É a chamada 'Zona Vermelha' para os jovens que estão a entrar no Ensino Superior - vai de agosto a dezembro e pode colocar os estudantes numa situação de risco de agressão sexual. As estatísticas da Rape, Abuse & Incest National Network (RAINN) indicam que mais de metade dos casos de violência sexual nas universidades ocorrem nos primeiros quatro meses do ano letivo. Fatores como a pressão social e a necessidade de inclusão criam a "tempestade perfeita" para a vulnerabilidade a agressões sexuais.
Estudantes universitários do sexo masculino (18-24 anos) têm 78% mais probabilidade do que não estudantes da mesma idade de serem vítimas de violação ou agressão sexual. Já estudantes universitárias do sexo feminino têm 20% menos probabilidade do que não estudantes da mesma idade.
A associação Quebrar o Silêncio alerta para os perigos nos rituais de integração, festas de boas-vindas e praxes. "As praxes são eventos que podem potenciar e camuflar casos de violência sexual, inviabilizando o exercício pleno do consentimento", lê-se numa publicação partilhada pela entidade no Instagram.

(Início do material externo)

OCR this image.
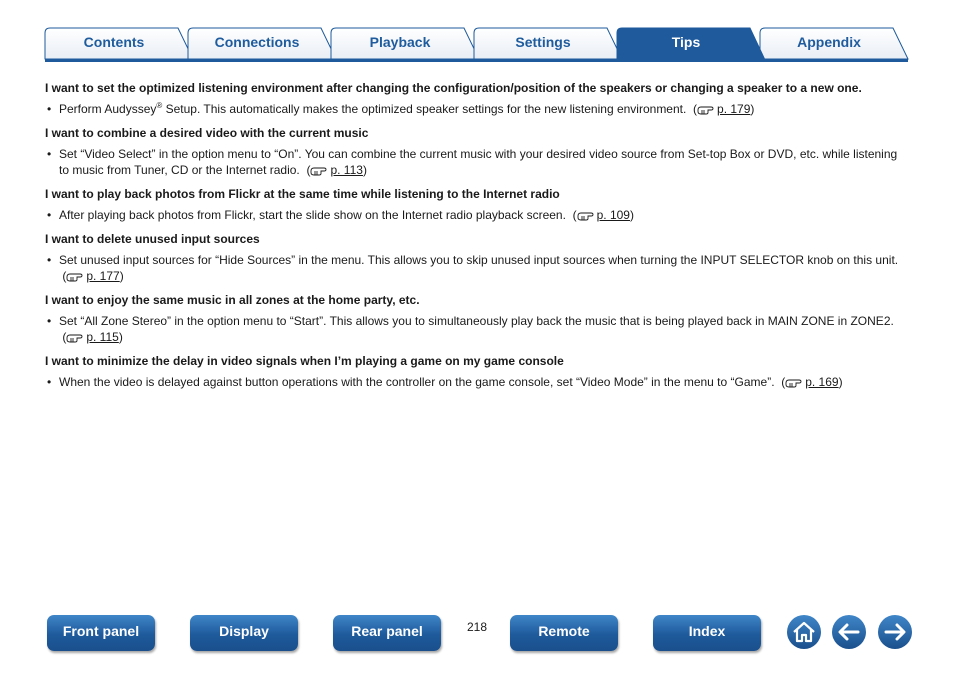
Contents	Connections	Playback	Settings	Tips	Appendix

I want to set the optimized listening environment after changing the configuration/position of the speakers or changing a speaker to a new one.

• Perform Audyssey® Setup. This automatically makes the optimized speaker settings for the new listening environment.  ( p. 179)

I want to combine a desired video with the current music

• Set “Video Select” in the option menu to “On”. You can combine the current music with your desired video source from Set-top Box or DVD, etc. while listening to music from Tuner, CD or the Internet radio.  ( p. 113)

I want to play back photos from Flickr at the same time while listening to the Internet radio

• After playing back photos from Flickr, start the slide show on the Internet radio playback screen.  ( p. 109)

I want to delete unused input sources

• Set unused input sources for “Hide Sources” in the menu. This allows you to skip unused input sources when turning the INPUT SELECTOR knob on this unit.  ( p. 177)

I want to enjoy the same music in all zones at the home party, etc.

• Set “All Zone Stereo” in the option menu to “Start”. This allows you to simultaneously play back the music that is being played back in MAIN ZONE in ZONE2.  ( p. 115)

I want to minimize the delay in video signals when I’m playing a game on my game console

• When the video is delayed against button operations with the controller on the game console, set “Video Mode” in the menu to “Game”.  ( p. 169)
Front panel	Display	Rear panel	218	Remote	Index
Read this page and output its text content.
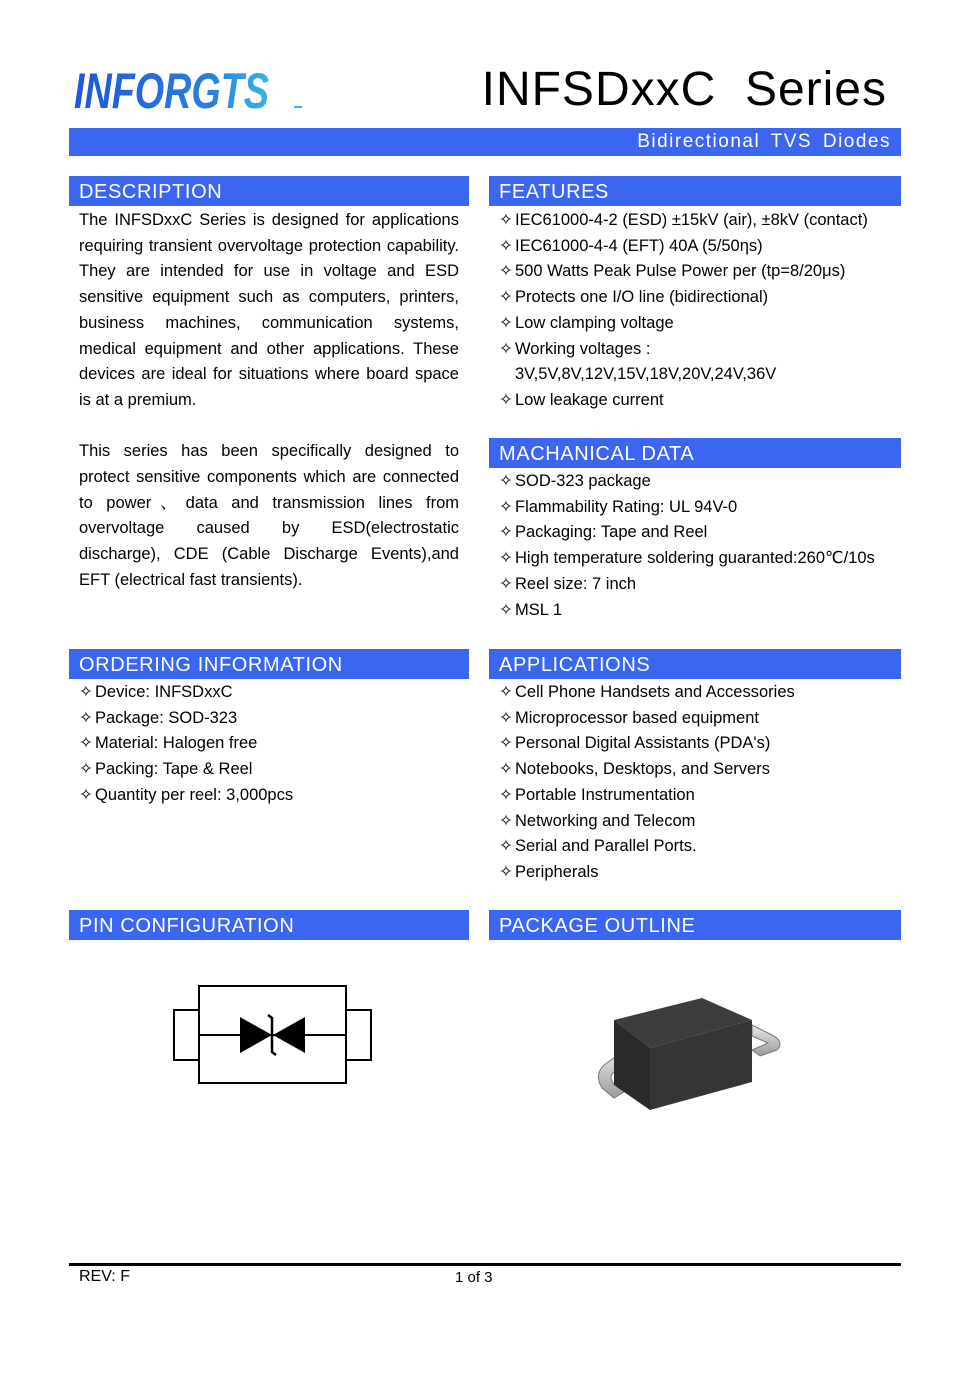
INFORGTS	INFSDxxC  Series
Bidirectional TVS Diodes
DESCRIPTION

The INFSDxxC Series is designed for applications requiring transient overvoltage protection capability. They are intended for use in voltage and ESD sensitive equipment such as computers, printers, business machines, communication systems, medical equipment and other applications. These devices are ideal for situations where board space is at a premium.

This series has been specifically designed to protect sensitive components which are connected to power、data and transmission lines from overvoltage caused by ESD(electrostatic discharge), CDE (Cable Discharge Events),and EFT (electrical fast transients).

FEATURES
✧ IEC61000-4-2 (ESD) ±15kV (air), ±8kV (contact)
✧ IEC61000-4-4 (EFT) 40A (5/50ηs)
✧ 500 Watts Peak Pulse Power per (tp=8/20μs)
✧ Protects one I/O line (bidirectional)
✧ Low clamping voltage
✧ Working voltages :
3V,5V,8V,12V,15V,18V,20V,24V,36V
✧ Low leakage current
MACHANICAL DATA
✧ SOD-323 package
✧ Flammability Rating: UL 94V-0
✧ Packaging: Tape and Reel
✧ High temperature soldering guaranted:260℃/10s
✧ Reel size: 7 inch
✧ MSL 1
ORDERING INFORMATION
✧ Device: INFSDxxC
✧ Package: SOD-323
✧ Material: Halogen free
✧ Packing: Tape & Reel
✧ Quantity per reel: 3,000pcs
APPLICATIONS
✧ Cell Phone Handsets and Accessories
✧ Microprocessor based equipment
✧ Personal Digital Assistants (PDA's)
✧ Notebooks, Desktops, and Servers
✧ Portable Instrumentation
✧ Networking and Telecom
✧ Serial and Parallel Ports.
✧ Peripherals
PIN CONFIGURATION	PACKAGE OUTLINE
REV: F	1 of 3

A falta de sistemas de apoio, de conhecimento de recursos e de familiaridade com um novo ambiente pode deixar os estudantes numa situação de perigo.
Segundo o Women's Resource Center, a maioria é vítima de um agressor que conhece e não denuncia o crime. "As caloiras são mais visadas, pois são novas no ambiente, têm menos supervisão dos pais e podem participar em novas atividades, como uso de álcool e drogas, ao tentar conhecer novas pessoas", explica.
A Quebrar o Silêncio aconselha os estudantes a criarem um plano de segurança para se protegerem de eventuais ameaças. Partilhar a localização com alguém de confiança dos eventos em que vai participar e não desvalorizar avanços indesejados são duas das recomendações.